Blade ZipKit - Parse Security Event Log for Past 24 Hours via BSA

Version 2

    Blade ZipKit Package Info

    Name: Parse Security Event Log for Past 24 Hours via BSA

    Type: BLPackage, NSH Script, Component Template

    BSA Compatible Version: 8.3.x

    Created by: Naveen Anne


    This zip kit contains a batch job 00_Parse Security Logs which includes the following member jobs:


    1. 01_Get Servers - The purpose of this job is to read an input file in csv format, get a list of server names from input file and add these servers as targets to member job#2 i.e.
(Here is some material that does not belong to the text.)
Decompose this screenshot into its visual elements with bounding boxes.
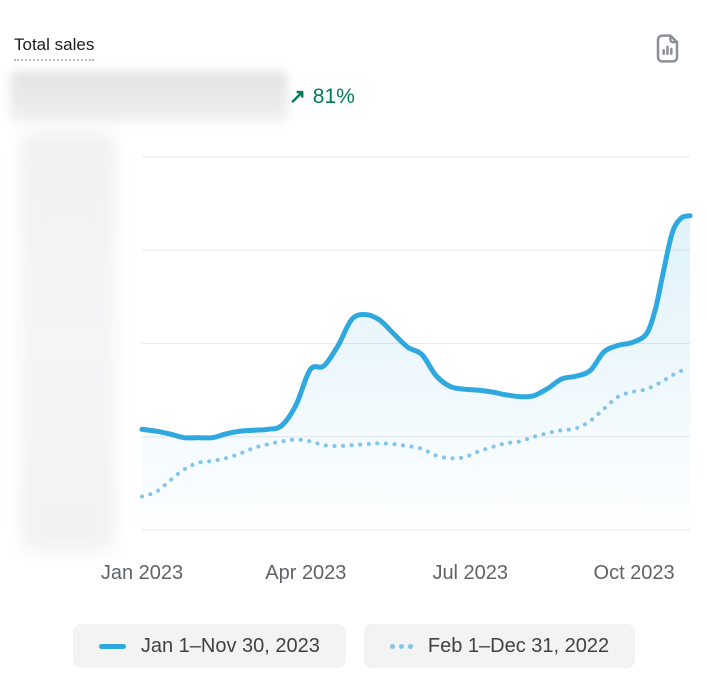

Log Parser File Deploy Job.

    PREREQUISITES FOR JOB#1: The input file must have server names in column 1.

    2. 02_Parse Security Logs - The purpose of this job is to two fold: a) Deploy "LogParser.exe" executable file to each target. b) Run LogParser on the target to obtain security event log for the past 24 hours. c) Write the output of LogParser to a csv formatted file.

    PREREQUISITES FOR JOB#2: The source location for LogParser.exe is set to //<host>/C/Temp/pro. The destination location to deploy LogParser.exe is set to /C/Temp. Change these locations accordingly.

    3. 03_Get Security Logs - This job copies the csv formatted output file obtained from LogParser from each target server to a central location.

    PREREQUISITES FOR JOB#3: The location to copy all csv files is set to /c/Temp/pro/csvs as this was tested on a windows server. Change the location accordingly if the application server is a Linux flavored server.

    4. 04_Consolidate Security Logs - The purpose this last job in the list of member jobs is to read each csv file copied from all targets in member job#3 and create 1 single csv formatted output file. This job uses a perl script to take advantage of faster file read and better string manipulation features.


    a).The perl script assumes that all csv files are present in 'C:\Temp\pro\csvs' directory. If you copied csv files to a different directory by changing the location in job#3, please modify line#2 in the perl script.

    b). The final output file is written to 'C:\Temp\pro'. If the location is different in your environment, please modify line#8 in the perl script accordingly.

    c). Perl must be installed on server in which this job is executed.


    Instructions for importing the package:

    1. Download the attached zip file
    2. Extract the content to a location accessible by the BSA Console
    3. From the BSA Console, select Depot, right-click and select Import
    4. Browse to the location of the un-zipped folder
    5. Check the box for "Automatically map or create export group"
    6. Click Next twice
    7. Select a location where to place this new package in BSA (default will keep structure of the package as it was exported)
    8. Click Finish



    *Note: This is a community supported package.